Nossas classes dirigentes aspiram à universalidade jurídica dos Estados Unidos, mas esquecem que nos Estados Unidos um potente patriotismo solda as comunidades.
Guillaume Bigot, Le Figaro
trad. Daniel Lopes
Desde sua fundação por Hugues Capet, o reino da França teve que trabalhar pela unidade. A França não é algo inato, ela foi realizada pelas armas. Nosso país é, em seu todo, um projeto de unificação. Esse projeto foi bem sucedido, se tornou uma República “indivisível”, quadro jurídico de um povo sempre à beira de se desfazer. Mas essa “vontade de viver junto” que forjou a França não é um “viver juntos”. A França se tornou uma vontade forte que nunca gostou de ser contrariada.
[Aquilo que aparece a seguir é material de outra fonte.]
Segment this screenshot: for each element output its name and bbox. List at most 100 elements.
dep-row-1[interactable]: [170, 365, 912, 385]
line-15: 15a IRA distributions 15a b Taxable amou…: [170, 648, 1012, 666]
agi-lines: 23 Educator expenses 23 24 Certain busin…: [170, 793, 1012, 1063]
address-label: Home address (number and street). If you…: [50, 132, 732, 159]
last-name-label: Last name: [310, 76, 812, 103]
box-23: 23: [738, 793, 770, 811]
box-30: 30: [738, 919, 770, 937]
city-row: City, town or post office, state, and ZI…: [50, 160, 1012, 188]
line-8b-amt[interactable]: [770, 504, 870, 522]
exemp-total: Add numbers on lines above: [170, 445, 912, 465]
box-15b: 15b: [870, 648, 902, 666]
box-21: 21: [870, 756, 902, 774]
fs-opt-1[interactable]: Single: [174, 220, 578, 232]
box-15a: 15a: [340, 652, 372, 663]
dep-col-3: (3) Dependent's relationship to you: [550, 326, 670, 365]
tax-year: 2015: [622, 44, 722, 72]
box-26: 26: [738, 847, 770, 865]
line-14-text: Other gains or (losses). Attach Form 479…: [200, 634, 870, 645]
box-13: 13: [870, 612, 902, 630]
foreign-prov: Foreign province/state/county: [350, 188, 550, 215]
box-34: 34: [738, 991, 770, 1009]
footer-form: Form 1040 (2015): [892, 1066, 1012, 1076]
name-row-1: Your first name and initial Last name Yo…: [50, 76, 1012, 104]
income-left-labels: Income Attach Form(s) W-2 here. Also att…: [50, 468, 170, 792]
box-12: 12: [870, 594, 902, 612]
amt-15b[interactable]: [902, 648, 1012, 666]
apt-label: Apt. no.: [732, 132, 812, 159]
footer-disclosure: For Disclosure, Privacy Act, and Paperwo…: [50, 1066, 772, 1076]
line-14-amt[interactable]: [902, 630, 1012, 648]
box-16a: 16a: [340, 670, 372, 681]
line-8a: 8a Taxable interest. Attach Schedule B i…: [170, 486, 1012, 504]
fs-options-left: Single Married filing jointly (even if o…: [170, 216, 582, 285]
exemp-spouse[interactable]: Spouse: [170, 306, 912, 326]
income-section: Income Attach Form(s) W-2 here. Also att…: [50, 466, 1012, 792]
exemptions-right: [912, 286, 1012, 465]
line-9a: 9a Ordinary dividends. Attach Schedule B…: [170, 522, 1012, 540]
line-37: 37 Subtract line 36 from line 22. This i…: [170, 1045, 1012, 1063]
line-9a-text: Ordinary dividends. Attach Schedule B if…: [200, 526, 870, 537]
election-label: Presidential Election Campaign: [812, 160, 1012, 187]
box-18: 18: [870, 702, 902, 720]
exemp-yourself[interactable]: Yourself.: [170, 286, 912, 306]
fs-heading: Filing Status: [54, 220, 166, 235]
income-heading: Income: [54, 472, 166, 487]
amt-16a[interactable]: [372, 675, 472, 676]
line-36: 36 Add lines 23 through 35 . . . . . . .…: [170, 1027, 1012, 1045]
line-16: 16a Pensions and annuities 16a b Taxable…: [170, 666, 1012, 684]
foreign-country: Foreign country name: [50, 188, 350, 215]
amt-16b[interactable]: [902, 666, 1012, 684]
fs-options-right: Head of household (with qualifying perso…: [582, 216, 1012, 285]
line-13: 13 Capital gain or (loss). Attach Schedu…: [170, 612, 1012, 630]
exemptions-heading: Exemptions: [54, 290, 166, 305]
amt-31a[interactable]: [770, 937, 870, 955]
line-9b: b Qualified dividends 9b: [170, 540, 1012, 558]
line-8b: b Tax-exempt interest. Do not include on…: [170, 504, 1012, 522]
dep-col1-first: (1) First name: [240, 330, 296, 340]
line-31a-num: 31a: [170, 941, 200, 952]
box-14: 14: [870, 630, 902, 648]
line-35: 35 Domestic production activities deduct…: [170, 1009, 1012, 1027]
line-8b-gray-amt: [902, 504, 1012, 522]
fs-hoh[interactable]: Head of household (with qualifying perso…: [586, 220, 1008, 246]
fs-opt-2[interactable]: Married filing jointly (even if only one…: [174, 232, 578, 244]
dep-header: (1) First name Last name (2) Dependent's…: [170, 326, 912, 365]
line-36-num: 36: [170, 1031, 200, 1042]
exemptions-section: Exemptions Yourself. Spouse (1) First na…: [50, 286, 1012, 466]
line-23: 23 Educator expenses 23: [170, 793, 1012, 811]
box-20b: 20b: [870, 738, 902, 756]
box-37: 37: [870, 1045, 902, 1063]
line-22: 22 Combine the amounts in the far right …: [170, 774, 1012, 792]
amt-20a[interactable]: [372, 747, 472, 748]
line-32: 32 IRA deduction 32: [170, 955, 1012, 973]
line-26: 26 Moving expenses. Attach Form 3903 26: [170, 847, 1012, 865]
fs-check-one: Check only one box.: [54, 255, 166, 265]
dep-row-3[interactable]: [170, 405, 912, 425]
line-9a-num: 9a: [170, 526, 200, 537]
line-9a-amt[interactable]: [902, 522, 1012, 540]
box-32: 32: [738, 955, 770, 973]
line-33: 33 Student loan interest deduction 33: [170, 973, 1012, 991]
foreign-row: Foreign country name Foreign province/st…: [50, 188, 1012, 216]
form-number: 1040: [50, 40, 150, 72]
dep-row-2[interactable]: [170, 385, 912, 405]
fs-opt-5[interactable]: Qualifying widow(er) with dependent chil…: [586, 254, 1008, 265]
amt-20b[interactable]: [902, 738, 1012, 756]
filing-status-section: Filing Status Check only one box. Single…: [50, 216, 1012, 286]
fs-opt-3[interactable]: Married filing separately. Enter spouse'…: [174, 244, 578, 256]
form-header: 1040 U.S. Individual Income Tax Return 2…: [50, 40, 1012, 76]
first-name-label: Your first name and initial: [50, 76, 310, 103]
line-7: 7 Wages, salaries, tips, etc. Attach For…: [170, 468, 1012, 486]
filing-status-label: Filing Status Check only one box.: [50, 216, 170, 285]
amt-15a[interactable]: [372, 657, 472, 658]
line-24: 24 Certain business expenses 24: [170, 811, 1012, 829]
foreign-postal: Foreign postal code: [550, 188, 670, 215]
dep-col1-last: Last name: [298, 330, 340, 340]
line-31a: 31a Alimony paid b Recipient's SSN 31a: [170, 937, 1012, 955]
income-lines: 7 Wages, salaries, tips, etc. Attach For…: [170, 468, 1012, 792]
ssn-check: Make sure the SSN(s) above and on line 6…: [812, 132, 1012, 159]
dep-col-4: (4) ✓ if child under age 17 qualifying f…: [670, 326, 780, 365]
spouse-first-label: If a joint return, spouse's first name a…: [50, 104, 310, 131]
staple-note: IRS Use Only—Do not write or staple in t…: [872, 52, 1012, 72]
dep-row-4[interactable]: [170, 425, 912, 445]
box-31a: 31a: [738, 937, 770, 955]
Nosso povo é artificial e ultrapolítico. Em seu seio, as divisões são potencialmente inflamáveis. Os franceses toleram mal a diversidade de comunidades, difíceis de serem compatibilizadas com o ideal e a dinâmica nacional da unidade. Nossas elites não percebem o perigo. Profundamente americanizados, nossos dirigentes não compreendem o risco.
A grande nação jamais foi homogênea à maneira da Alemanha, que foi um povo antes de se tornar um Estado. A França jamais foi mono-étnica, pois suas tribos “de estirpe” tão diversas quanto os migrantes ampliaram sua base após um século. Os franceses exógamos não desejam viver “cada um na sua”, mas “unidos entre eles”. De outro lado, os algo-saxões não têm o menor problema com o véu islâmico, pois um WASP não se casa facilmente com uma paquistanesa ou nigeriana.
Esse idealismo ingênuo (“nossos ancestrais gauleses”), esse gosto pela unidade abstrata (“jardins à francesa”, “cartesianismo”, “dissertação”…), podem virar uma intolerância intratável. A França é terra de mistura, mas de uma mistura com potencial explosivo. Nossa fraternidade pode degenerar em ferocidade (as “fré-roces”, diria Lacan). Depois de Charlie, depois do Bataclan, depois de Nice e depois do que ainda virá, é vital impedirmos essa concretização.
Esse perigo é especialmente ignorado por nossa atual classe dirigente, que parece esquecer que a França, ao contrário dos Estados Unidos, não é uma terra de imigração. Os indígenas continuam sendo majoritários. Por uma singular inversão, a expressão “indígenas da República” designa precisamente os filhos dos alógenos. Vivemos em estado de negação.
Na presença desse fantasma dos Estados Unidos, somos convidados a respeitar as diferenças e a identidade de todas as comunidades. Todas com a exceção de uma… a comunidade “gaulesa”, à qual se pede que se contente em ruminar seus defeitos (Vichy, tortura na Argélia, etc.). Depois de manter e difundir a autoflagelação nacional por trinta anos, as grades curriculares, mas também as mídias e certos políticos, criaram uma minoria de alienados que não sabem mais quem são e, já que não podem se admirar, se odeiam. Até a tragédia recente, a maioria dos próprios franceses não estava certa de moralmente ter o direito de portar sua bandeira.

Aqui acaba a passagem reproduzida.